少し冷たい風が吹いて、アンヴァルは夢心地の中にいつつも充足感ゆえに、それなりに冷静になり、アリアンロッドを腕からおろした。
「さ、明日は自邸へ引っ越しだ。明日昼頃には出ようと思っていたが、お前の支度が必要になったから夕方でもいいか。まぁ荷物は後日運び出すのでも」
「マダムの方々にお借りした物が結構あるんだけど、返さなくていいって言われたりもしてるの。でもそんなに時間はかからないと思う」
「そうか。じゃあ今日はゆっくり休んで。いろいろ挨拶とかも必要だろ」
「うん……」
アンヴァルはアリアンロッドの腰に手を回し、帰路へと促した。
「……ん?」
腰に回した手に反発する力を感じた。
「??」
アリアンロッドがその場から動こうとしない。彼女の頭がうつむき加減になっている。
「どうした、疲れたか? おぶっていこうか」
「…………りたくない」
アリアンロッドの呟きがやたら小さくて、うすらかすめる波の音にかき消されてアンヴァルには届かなかった。

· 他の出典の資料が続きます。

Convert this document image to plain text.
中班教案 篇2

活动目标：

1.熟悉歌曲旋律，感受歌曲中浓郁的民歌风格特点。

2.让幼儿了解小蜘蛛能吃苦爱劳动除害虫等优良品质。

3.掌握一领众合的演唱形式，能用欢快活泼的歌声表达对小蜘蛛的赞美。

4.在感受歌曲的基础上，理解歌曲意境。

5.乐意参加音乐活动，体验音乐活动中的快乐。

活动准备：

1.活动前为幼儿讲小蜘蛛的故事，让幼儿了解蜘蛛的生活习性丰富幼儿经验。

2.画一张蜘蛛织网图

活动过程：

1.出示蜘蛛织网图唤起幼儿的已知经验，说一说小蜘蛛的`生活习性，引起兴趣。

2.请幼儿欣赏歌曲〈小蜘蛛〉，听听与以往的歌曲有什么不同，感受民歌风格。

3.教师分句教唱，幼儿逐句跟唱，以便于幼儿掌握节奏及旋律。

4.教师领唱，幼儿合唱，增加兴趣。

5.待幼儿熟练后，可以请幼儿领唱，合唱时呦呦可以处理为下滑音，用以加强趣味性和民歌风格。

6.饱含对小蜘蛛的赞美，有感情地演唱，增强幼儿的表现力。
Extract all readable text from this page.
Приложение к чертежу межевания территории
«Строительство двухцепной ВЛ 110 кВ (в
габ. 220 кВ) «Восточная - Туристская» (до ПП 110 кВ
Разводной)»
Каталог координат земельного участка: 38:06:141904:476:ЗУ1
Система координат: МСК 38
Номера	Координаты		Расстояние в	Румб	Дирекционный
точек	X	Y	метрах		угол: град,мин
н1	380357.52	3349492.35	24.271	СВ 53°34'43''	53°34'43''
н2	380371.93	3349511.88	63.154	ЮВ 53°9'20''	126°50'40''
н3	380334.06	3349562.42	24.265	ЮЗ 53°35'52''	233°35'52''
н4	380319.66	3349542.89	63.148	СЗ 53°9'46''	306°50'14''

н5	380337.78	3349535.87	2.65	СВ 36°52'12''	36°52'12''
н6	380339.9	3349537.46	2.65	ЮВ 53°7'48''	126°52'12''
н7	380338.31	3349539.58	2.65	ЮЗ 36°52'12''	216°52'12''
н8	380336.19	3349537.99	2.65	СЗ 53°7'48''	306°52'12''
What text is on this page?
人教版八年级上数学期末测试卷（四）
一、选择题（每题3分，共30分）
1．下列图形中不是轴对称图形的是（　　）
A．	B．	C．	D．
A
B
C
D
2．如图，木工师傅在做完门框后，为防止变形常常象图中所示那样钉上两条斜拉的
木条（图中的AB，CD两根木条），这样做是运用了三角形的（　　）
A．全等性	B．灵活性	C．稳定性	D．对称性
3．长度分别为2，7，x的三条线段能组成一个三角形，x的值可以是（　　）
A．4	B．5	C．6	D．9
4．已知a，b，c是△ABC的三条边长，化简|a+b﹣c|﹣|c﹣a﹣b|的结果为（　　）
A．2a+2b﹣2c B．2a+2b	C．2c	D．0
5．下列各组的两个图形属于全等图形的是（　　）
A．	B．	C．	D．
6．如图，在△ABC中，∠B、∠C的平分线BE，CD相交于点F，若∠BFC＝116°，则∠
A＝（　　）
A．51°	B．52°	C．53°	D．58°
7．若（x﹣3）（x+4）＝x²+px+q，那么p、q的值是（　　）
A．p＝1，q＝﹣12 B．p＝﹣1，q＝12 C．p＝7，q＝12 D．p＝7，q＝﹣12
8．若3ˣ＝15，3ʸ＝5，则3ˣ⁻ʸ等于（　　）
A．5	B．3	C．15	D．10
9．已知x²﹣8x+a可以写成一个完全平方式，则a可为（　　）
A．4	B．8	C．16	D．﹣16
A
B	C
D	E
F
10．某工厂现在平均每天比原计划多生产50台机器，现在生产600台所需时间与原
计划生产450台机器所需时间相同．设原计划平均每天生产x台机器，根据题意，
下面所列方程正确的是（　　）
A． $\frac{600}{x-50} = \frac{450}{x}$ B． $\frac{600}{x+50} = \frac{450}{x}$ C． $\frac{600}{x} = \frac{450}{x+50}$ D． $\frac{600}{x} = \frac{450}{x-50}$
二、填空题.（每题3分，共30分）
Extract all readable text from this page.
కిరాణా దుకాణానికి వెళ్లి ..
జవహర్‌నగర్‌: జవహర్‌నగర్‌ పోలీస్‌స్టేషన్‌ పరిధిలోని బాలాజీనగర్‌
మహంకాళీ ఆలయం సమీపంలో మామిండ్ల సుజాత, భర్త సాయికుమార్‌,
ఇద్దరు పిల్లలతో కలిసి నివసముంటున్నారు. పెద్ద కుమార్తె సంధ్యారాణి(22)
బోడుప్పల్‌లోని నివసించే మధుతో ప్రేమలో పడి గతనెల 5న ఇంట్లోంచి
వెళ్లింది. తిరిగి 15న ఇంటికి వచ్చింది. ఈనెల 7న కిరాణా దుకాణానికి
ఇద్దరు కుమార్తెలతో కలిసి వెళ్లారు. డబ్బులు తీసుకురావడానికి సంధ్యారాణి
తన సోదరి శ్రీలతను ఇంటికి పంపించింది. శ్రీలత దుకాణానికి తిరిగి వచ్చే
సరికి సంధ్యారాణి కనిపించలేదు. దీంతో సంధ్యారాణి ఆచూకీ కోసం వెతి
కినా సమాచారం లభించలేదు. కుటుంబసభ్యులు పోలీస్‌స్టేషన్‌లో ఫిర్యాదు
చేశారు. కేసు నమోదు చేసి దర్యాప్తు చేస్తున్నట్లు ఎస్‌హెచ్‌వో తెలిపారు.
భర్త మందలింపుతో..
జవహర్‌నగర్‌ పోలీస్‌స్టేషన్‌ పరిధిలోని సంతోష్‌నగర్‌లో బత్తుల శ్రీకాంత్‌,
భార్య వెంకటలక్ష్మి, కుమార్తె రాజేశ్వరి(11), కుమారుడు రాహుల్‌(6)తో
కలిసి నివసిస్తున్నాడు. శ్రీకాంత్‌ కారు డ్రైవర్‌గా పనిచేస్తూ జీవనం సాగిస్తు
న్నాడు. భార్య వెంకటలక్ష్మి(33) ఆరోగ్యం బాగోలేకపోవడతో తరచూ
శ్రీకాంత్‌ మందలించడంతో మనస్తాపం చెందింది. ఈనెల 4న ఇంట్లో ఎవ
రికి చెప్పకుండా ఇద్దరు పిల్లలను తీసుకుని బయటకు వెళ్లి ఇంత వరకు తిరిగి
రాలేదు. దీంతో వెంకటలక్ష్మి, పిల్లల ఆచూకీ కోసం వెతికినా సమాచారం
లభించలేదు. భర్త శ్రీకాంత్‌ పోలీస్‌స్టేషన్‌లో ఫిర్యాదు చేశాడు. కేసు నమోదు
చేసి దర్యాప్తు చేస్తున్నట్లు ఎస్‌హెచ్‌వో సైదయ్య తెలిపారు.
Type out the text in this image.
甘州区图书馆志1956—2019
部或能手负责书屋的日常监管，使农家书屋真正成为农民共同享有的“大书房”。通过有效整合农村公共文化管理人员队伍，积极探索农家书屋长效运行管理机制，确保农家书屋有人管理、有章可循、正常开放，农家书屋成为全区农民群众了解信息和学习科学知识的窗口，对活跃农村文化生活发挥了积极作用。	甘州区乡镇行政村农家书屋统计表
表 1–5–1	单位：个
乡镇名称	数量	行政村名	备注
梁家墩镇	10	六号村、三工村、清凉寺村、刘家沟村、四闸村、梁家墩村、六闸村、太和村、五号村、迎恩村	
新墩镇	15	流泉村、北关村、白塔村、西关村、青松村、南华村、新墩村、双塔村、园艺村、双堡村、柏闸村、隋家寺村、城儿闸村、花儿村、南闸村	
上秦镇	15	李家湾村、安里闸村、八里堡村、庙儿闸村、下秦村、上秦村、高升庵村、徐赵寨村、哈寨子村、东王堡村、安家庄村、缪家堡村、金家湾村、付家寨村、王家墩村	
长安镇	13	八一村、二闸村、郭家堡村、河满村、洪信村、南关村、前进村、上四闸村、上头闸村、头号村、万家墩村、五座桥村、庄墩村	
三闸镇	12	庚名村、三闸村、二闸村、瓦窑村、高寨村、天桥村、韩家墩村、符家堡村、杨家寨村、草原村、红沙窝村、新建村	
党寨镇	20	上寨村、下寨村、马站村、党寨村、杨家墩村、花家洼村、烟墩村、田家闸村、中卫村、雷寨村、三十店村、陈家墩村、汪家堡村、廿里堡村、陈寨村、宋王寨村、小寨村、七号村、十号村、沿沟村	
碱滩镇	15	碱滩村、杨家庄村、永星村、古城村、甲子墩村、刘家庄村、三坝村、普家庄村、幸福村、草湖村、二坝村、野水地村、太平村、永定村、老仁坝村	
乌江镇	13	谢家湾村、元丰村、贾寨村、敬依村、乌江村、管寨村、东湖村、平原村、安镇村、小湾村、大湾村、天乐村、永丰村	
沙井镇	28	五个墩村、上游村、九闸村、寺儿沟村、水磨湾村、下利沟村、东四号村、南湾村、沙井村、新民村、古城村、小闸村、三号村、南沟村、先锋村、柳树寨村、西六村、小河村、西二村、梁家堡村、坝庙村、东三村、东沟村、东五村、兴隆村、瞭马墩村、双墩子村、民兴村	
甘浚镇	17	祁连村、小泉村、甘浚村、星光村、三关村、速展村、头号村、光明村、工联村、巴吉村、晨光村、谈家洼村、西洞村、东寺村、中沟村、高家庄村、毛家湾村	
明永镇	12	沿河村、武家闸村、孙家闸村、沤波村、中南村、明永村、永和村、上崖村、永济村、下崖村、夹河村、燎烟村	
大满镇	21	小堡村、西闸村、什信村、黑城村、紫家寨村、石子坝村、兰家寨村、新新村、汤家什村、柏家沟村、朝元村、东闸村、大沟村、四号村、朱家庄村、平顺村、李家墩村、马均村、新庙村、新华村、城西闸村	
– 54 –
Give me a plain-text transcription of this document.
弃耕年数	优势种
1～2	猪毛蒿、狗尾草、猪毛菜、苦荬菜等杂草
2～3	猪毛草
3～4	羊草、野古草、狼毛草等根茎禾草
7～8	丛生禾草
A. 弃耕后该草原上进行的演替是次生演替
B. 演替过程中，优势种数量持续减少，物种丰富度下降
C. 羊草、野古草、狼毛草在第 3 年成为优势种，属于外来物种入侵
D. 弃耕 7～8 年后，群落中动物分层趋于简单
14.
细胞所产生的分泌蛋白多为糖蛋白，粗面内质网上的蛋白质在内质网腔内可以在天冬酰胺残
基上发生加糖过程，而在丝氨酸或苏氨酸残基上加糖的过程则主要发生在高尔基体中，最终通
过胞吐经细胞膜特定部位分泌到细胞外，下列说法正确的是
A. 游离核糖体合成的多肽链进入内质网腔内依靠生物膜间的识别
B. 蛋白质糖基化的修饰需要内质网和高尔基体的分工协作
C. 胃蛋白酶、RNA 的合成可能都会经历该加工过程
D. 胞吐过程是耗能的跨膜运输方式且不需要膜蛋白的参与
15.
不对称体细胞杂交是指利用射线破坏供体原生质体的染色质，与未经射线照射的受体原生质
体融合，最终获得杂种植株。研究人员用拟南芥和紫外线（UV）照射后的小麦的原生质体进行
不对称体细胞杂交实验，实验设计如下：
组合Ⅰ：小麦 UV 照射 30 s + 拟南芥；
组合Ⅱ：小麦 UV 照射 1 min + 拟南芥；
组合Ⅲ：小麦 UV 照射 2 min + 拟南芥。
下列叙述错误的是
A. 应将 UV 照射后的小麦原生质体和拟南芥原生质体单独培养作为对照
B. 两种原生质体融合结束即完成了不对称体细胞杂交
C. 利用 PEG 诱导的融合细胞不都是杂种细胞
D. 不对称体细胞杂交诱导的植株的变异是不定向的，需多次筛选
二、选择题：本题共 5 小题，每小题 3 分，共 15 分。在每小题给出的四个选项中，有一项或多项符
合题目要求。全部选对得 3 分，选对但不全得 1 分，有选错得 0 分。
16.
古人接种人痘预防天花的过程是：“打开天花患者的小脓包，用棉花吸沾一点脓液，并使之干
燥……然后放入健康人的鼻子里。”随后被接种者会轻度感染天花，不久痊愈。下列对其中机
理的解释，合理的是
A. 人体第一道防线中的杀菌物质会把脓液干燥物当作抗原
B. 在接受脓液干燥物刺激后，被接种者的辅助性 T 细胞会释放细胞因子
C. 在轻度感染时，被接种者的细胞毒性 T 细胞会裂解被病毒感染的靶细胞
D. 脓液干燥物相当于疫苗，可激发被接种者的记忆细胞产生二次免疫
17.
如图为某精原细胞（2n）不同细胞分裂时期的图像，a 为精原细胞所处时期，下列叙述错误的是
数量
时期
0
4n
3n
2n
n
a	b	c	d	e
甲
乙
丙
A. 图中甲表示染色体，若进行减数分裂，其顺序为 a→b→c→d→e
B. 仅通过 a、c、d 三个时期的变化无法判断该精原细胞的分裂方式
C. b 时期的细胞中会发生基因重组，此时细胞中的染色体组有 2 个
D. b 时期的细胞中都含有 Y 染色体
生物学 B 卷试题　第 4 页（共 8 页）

「ん? なんだよ。明日は引っ越しだっていってるだろ、早く休まないと……」
ここで顔を上げたアリアンロッドの表情は、鬼気迫る感じもあった。
「離れたくない」
「? これから同じ家で暮らすんだし…」
「今! たった今、もう一分一秒でも離れたくないの!!」
「……へ?」
ここまで言っても気付かないアンヴァルに、アリアンロッドは少し苛立っている。仕方ないので彼の胸に振り子のように飛び込んで、両腕を背中に回した。
「もう待てない。明日が来なくてもいいくらい、今わたしっ……」
うまく言葉にできなくてアリアンロッドはもどかしく、もごもご口ごもったが、ようやくアンヴァルは気付いた。
「えっと、今、ここで…?」
気付いたからには頭部に血が駆け上ってきたが、いろいろ考えは追いつかず、彼女の唇に唇で触れて、その我が儘を受け入れるしかなかった。